How recoverjpeg saved my day
December 29th, 2004 by Samuel TardieuPeople sometimes do stupid things. I do at least. After I experienced a fatal disk crash a few days ago (the disk could not even be seen in the BIOS), I congratulated myself for having done a full online backup of thousands of pictures I had been taking for years with my digital cameras on my second hard disk a few days before the event.
I bought two new serial ATA disks[1] and reinstalled the system (first FreeBSD, then Debian GNU/Linux, as support for serial ATA is much better with the latter), setup software RAID-1 redundancy to avoid losing my system disk the next time a hard drive fails, and my computer went up and running again. When I was done, I decided to test other operating systems on my reshaped computer and installed Microsoft Windows XP Pro on my older hard disk[2] on a newly created 10GB partition, with the intention of playing with it for a few hours and deleting it afterwards, as I have no use for it.

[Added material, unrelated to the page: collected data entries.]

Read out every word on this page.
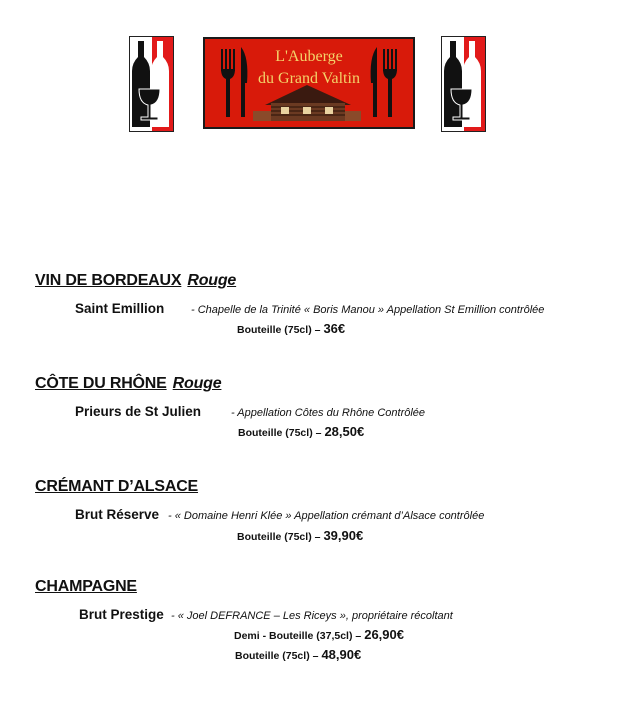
L'Auberge
du Grand Valtin
VIN DE BORDEAUX Rouge
Saint Emillion - Chapelle de la Trinité « Boris Manou » Appellation St Emillion contrôlée
Bouteille (75cl) – 36€
CÔTE DU RHÔNE Rouge
Prieurs de St Julien	- Appellation Côtes du Rhône Contrôlée
Bouteille (75cl) – 28,50€
CRÉMANT D’ALSACE
Brut Réserve - « Domaine Henri Klée » Appellation crémant d’Alsace contrôlée
Bouteille (75cl) – 39,90€
CHAMPAGNE
Brut Prestige - « Joel DEFRANCE – Les Riceys », propriétaire récoltant
Demi - Bouteille (37,5cl) – 26,90€
Bouteille (75cl) – 48,90€
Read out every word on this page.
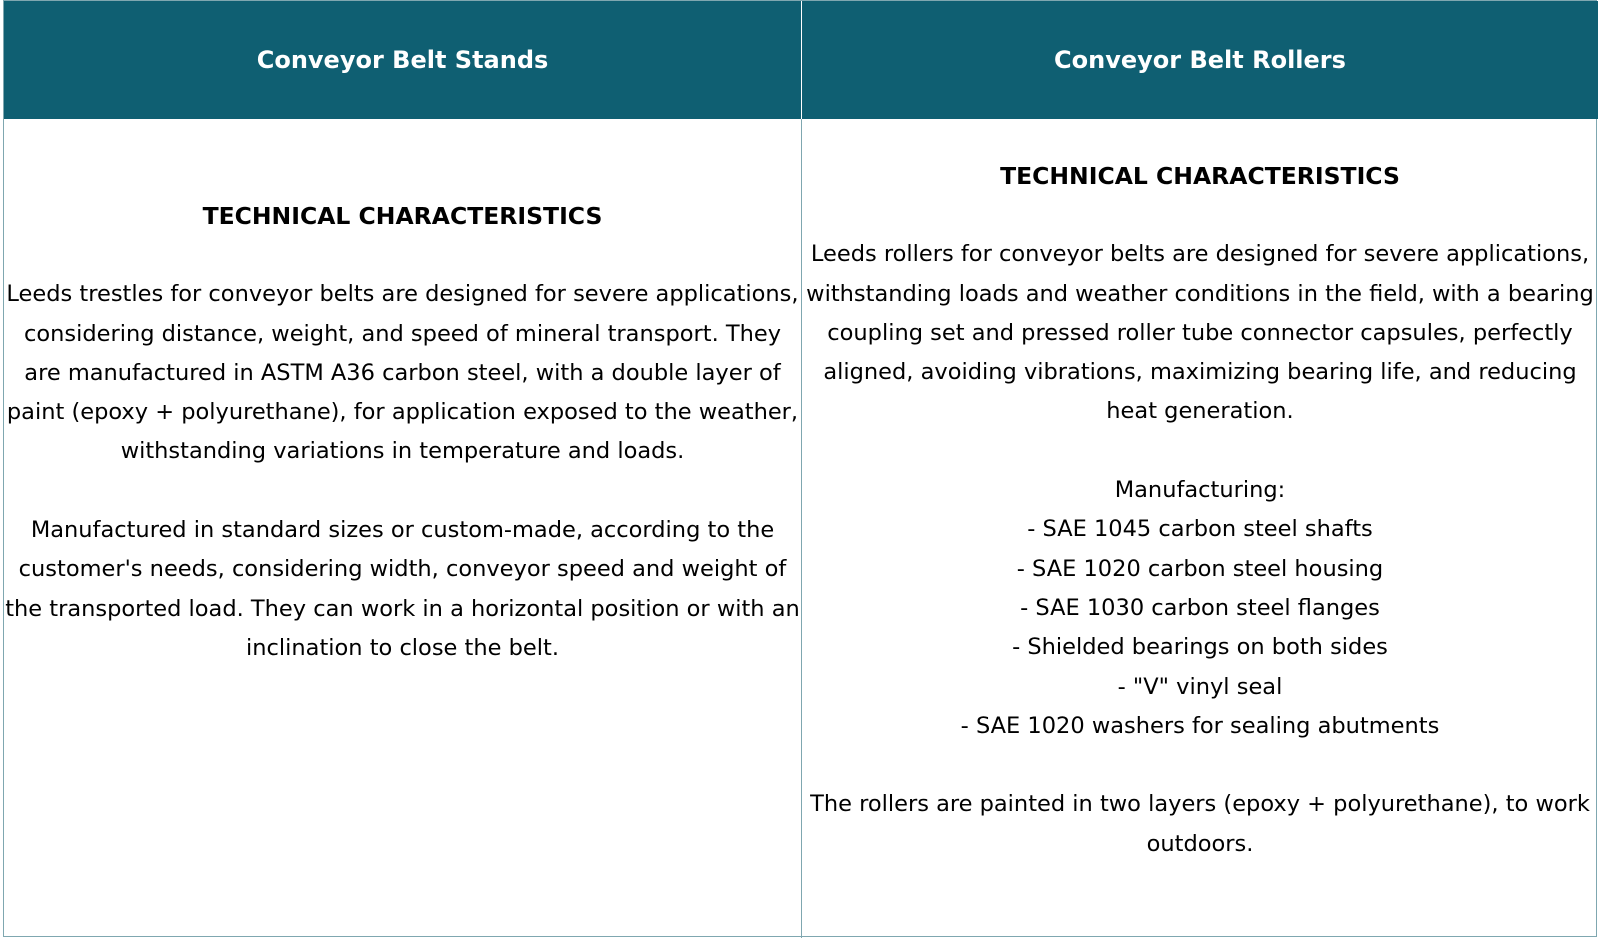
Conveyor Belt Stands	Conveyor Belt Rollers
TECHNICAL CHARACTERISTICS
Leeds trestles for conveyor belts are designed for severe applications, considering distance, weight, and speed of mineral transport. They are manufactured in ASTM A36 carbon steel, with a double layer of paint (epoxy + polyurethane), for application exposed to the weather, withstanding variations in temperature and loads.
Manufactured in standard sizes or custom-made, according to the customer's needs, considering width, conveyor speed and weight of the transported load. They can work in a horizontal position or with an inclination to close the belt.
TECHNICAL CHARACTERISTICS
Leeds rollers for conveyor belts are designed for severe applications, withstanding loads and weather conditions in the field, with a bearing coupling set and pressed roller tube connector capsules, perfectly aligned, avoiding vibrations, maximizing bearing life, and reducing heat generation.
Manufacturing:
- SAE 1045 carbon steel shafts
- SAE 1020 carbon steel housing
- SAE 1030 carbon steel flanges
- Shielded bearings on both sides
- "V" vinyl seal
- SAE 1020 washers for sealing abutments
The rollers are painted in two layers (epoxy + polyurethane), to work outdoors.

Then I realized that… I had not transferred my digital pictures to my new disks; the only online copy was located on the disk I just reconfigured. Sure, I could remember burning two DVD as a backup three or four months before, but I was unable to locate them in my appartment. The pictures were buried somewhere under or around the new XP installation.

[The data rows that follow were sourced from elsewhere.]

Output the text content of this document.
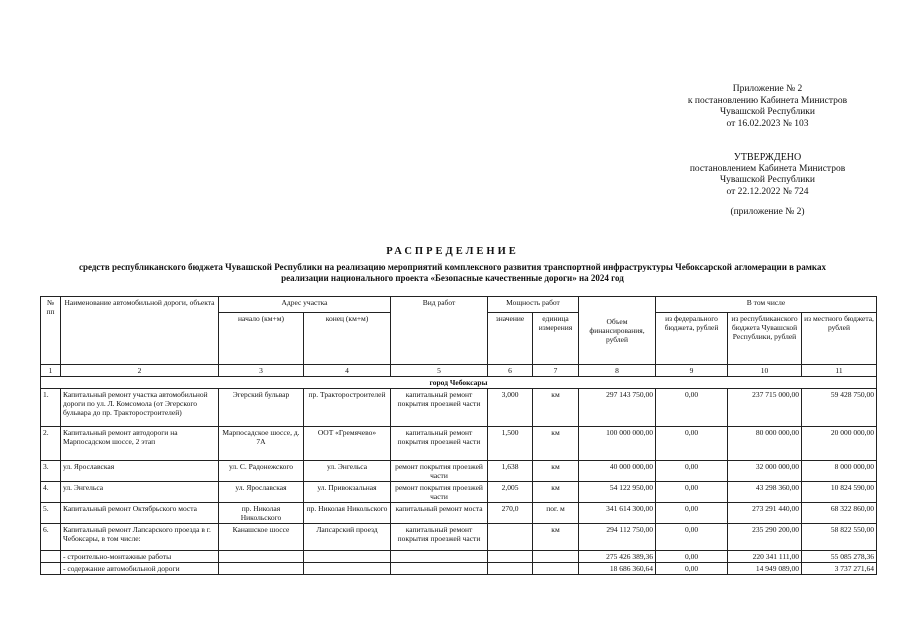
Приложение № 2
к постановлению Кабинета Министров
Чувашской Республики
от 16.02.2023 № 103
УТВЕРЖДЕНО
постановлением Кабинета Министров
Чувашской Республики
от 22.12.2022 № 724
(приложение № 2)
РАСПРЕДЕЛЕНИЕ
средств республиканского бюджета Чувашской Республики на реализацию мероприятий комплексного развития транспортной инфраструктуры Чебоксарской агломерации в рамках
реализации национального проекта «Безопасные качественные дороги» на 2024 год
№ пп	Наименование автомобильной дороги, объекта	Адрес участка		Вид работ	Мощность работ		Объем финансирования, рублей	В том числе		
		начало (км+м)	конец (км+м)		значение	единица измерения		из федерального бюджета, рублей	из республиканского бюджета Чувашской Республики, рублей	из местного бюджета, рублей
1	2	3	4	5	6	7	8	9	10	11
город Чебоксары										
1.	Капитальный ремонт участка автомобильной дороги по ул. Л. Комсомола (от Эгерского бульвара до пр. Тракторостроителей)	Эгерский бульвар	пр. Тракторостроителей	капитальный ремонт покрытия проезжей части	3,000	км	297 143 750,00	0,00	237 715 000,00	59 428 750,00
2.	Капитальный ремонт автодороги на Марпосадском шоссе, 2 этап	Марпосадское шоссе, д. 7А	ООТ «Гремячево»	капитальный ремонт покрытия проезжей части	1,500	км	100 000 000,00	0,00	80 000 000,00	20 000 000,00
3.	ул. Ярославская	ул. С. Радонежского	ул. Энгельса	ремонт покрытия проезжей части	1,638	км	40 000 000,00	0,00	32 000 000,00	8 000 000,00
4.	ул. Энгельса	ул. Ярославская	ул. Привокзальная	ремонт покрытия проезжей части	2,005	км	54 122 950,00	0,00	43 298 360,00	10 824 590,00
5.	Капитальный ремонт Октябрьского моста	пр. Николая Никольского	пр. Николая Никольского	капитальный ремонт моста	270,0	пог. м	341 614 300,00	0,00	273 291 440,00	68 322 860,00
6.	Капитальный ремонт Лапсарского проезда в г. Чебоксары, в том числе:	Канашское шоссе	Лапсарский проезд	капитальный ремонт покрытия проезжей части		км	294 112 750,00	0,00	235 290 200,00	58 822 550,00
	- строительно-монтажные работы						275 426 389,36	0,00	220 341 111,00	55 085 278,36
	- содержание автомобильной дороги						18 686 360,64	0,00	14 949 089,00	3 737 271,64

I happened to have written a small Python program a few weeks before to recover JPEG pictures from a friend compact flash memory card which would not list any of the images he had taken during his african trip. On most filesystems, chances that pictures are stored in consecutive disk sectors are good, as this is the simplest thing to do. Of course, some pictures will get stored in the holes made by removing pictures interactively, and some may have been overwritten by newly shot ones.
While the program did a good job on a 128MB file (a copy of the failing memory card), using it on a 80GB drive was going to be *very* painful. Especially since I expected to having to refine the algorithm in order to recover as many pictures as possible. The pictures had been taken with several brands of cameras and I had to be as close as possible to the JFIF file format while maintaining a high speed.
I decided to take a few hours to rewrite my program in C and to reduce the number of system calls to a minimum (the Python program was using tons of read()). I also wrote a small shell script to be run on top of recovered pictures which would sort them in directories named after the date the pictures had been taken, using the exif tags.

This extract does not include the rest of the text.